The acting is top-notch, especially from previously unknown child actress Frankie Corio, and Wells shows a confidence and a vision that is palpable. You can call "Aftersun" slow, but don't call it unfocused or ineffective...it's neither of those things.
"Aftersun" is playing theatrically as of Friday, November 11th, 2022.
"My Father's Dragon"
Genre: Family, Animation, Adventure.
Run Time: 1 hour 39 minutes.
Featuring voices of: Jacob Tremblay, Gaten Matarazzo, Dianne Wiest, Leighton Meester, Ian McShane, Judy Greer, Chris O'Dowd.
Directed by Nora Twomey ("The Breadwinner," The Secret of Kells").
The Irish animation studio known as the Cartoon Saloon has had an impressive run...their last film, "Wolfwalkers," cracked my Top Ten favorite films of 2020. They also did "The Breadwinner," The Secret of Kells" and "Song of the Sea." Unfortunately, their streak falls a bit short with "My Father's Dragon," a film adapted from an old 1930's children book of the same name.
It's about a boy who is trying to save his mother from poverty, and capturing a rumored dragon from a magical island seems like just the thing that could bring in some dough. But there are others on the island that need the dragon for their own interests.

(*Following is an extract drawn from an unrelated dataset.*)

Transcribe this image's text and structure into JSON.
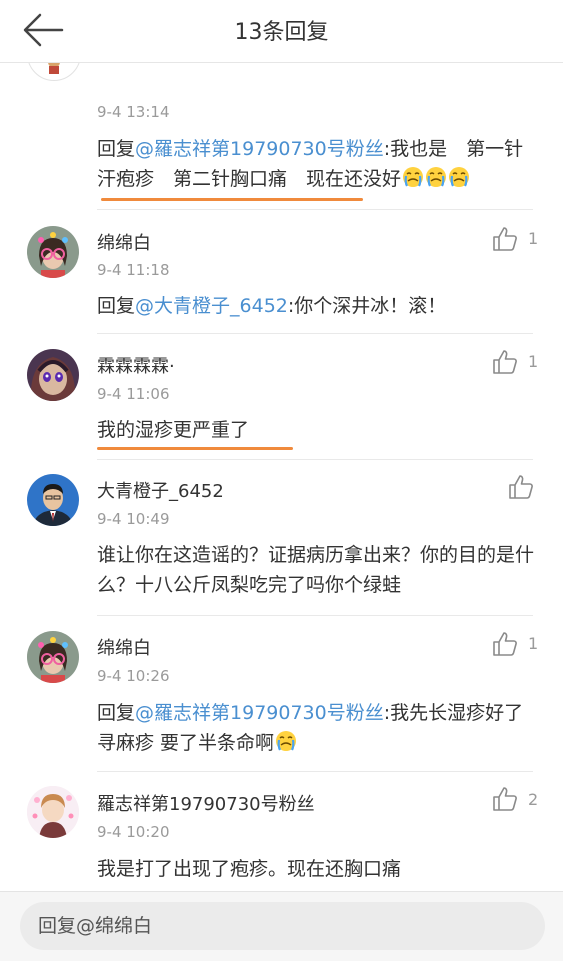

Its a simple enough film - friendly enough for small children, even if some of the themes might fly over their heads. It has the same look as other Cartoon Saloon films, and ultimately doesn't do anything "wrong" necessarily...it's just slight, predictable and ultimately just below passable. Admittedly, if not for the high expectations given Cartoon Saloon, it may have landed a bit better, but it couldn't help but feel like a bit of a let-down.